Se tivéssemos um pouquinho de São Franscisco de Assis, que amava os pobres e os animais, e fôssemos assistir "Bicho de Sete Cabeças", filme premiadíssimo de Laís Bodanzky, com o ator Rodrigo Santoro retratando o criminoso tratamento e a injusta condenação que ainda recebem os nossos doentes mentais, o Brasil não seria o mesmo. Os hospitais psiquiátricos, com todo o seu notório saber, e a maioria de seus médicos, enfermeiros e atendentes, estariam todos no banco dos réus. E os manicômios, com seus algozes, fechados e destruídos para sempre, tal como a humanidade fez com a vergonha dos seus muros e campos de concentração.
Em termos de ecologia humana, a contribuição de Rodrigo, este talentoso artista de apenas 27 anos, natural de Petrópolis, Estado do Rio, ao passar como louco, tem a dimensão exata da luz que a sua denúncia leva aos porões da psiquiatria brasileira, como em todo mundo tido civilizado. Ao retratar o personagem Neto, um jovem estudante de 2o grau que entra em conflito com seu pai, vivido pelo ator Othon Bastos, que o interna numa clínica psiquiátrica após ter descoberto um baseado de maconha em sua mochila, Santoro denuncia o que pode acontecer com qualquer um de nós. Pior, o que ainda acontece hoje, aqui e agora, somente na terra brasilis, com 60 mil seres humanos. Gente como a gente. Homens, mulheres, crianças, jovens e velhos ofendidos e humilhados. Incompreendidos feito os bichos de todas as cabeças, cujos habitats também continuamos degradando e destruindo insanamente, todos os dias.
Cuidar, sim. Excluir, não.
Rodrigo Santoro fez mais. Ele também trouxe à luz uma iniciativa do Conselho Federal de Psicologia, nascida no final do ano passado, em Brasília, com apoio do Fórum das Entidades Nacionais dos Trabalhadores da Área de Saúde Mental, Associação dos Juízes pela Democracia e da Comissão de Direitos Humanos da Câmara dos Deputados. Foi no Auditório Petrônio Portela. Eu estava lá.

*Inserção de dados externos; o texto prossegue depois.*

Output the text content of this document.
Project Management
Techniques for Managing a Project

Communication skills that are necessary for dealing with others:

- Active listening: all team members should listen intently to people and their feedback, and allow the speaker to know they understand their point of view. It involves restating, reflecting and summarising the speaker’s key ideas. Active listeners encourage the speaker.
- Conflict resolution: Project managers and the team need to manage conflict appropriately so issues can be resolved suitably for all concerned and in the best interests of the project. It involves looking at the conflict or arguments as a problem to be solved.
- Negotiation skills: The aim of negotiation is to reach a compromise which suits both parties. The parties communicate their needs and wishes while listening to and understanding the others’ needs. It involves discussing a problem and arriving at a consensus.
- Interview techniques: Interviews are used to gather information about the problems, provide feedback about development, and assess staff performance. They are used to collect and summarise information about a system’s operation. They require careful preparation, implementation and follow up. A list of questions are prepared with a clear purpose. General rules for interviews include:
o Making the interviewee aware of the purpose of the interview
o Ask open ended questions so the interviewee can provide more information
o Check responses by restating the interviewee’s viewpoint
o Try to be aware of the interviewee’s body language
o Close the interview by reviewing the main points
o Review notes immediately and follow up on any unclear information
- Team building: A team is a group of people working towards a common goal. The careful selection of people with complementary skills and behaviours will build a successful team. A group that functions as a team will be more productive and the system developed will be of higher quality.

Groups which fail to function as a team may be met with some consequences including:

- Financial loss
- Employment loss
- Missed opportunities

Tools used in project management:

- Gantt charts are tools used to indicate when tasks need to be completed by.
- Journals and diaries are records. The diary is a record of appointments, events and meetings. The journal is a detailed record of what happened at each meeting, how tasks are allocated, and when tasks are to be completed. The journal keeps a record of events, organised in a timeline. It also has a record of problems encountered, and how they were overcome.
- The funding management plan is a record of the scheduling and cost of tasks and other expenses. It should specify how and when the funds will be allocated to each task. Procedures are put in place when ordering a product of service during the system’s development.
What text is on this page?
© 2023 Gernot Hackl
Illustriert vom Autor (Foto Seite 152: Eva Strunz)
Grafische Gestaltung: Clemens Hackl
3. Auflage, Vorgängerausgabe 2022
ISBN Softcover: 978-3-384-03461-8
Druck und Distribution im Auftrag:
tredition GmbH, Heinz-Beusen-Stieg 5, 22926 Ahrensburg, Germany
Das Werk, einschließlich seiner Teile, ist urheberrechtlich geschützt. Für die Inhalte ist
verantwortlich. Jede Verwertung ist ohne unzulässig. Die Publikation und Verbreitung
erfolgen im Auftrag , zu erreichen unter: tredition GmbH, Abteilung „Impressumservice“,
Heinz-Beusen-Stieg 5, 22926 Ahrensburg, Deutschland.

Sob o nome de "Tribunal dos Crimes da Paz" e diante de um plenário lotado de pacientes e ex-pacientes, cujos depoimentos e testemunhos verdadeiros fizeram verter lágrimas até na mais fria das autoridades presentes, os hospitais psiquiátricos foram julgados simbolicamente pelos crimes cometidos contra os direitos humanos no país.
O Tribunal, mesmo que simbólico, já que a Justiça real não se pronuncia como até o cinema o faz, não deixou pedra sobre pedra ao denunciar a falência do hospital psiquiátrico enquanto recurso assistencial no Brasil. O caráter violador dos direitos humanos, os altos custos financeiros de sua manutenção e a sua ineficiência contradisseram a força da sua presença no âmbito do Sistema Único de Saúde (SUS).
Foram apuradas as suas responsabilidades históricas na produção da violência institucional. Foram documentados os modos operacionais, supostamente técnicos, por meio dos quais essa violência se perpetua.
O evento, que infelizmente não ganhou uma linha sequer de notícia na imprensa nacional, muito menos qualquer espaço digno e parceiro na mídia televisiva, mais preocupada em cobrir as bandalheiras de sempre na Câmara dos Deputados, ao lado, se uniu a outro. À "III Conferência Nacional de Saúde Mental", que aconteceu simultaneamente na Academia de Tênis de Brasília, sob o tema "Cuidar, sim, excluir não".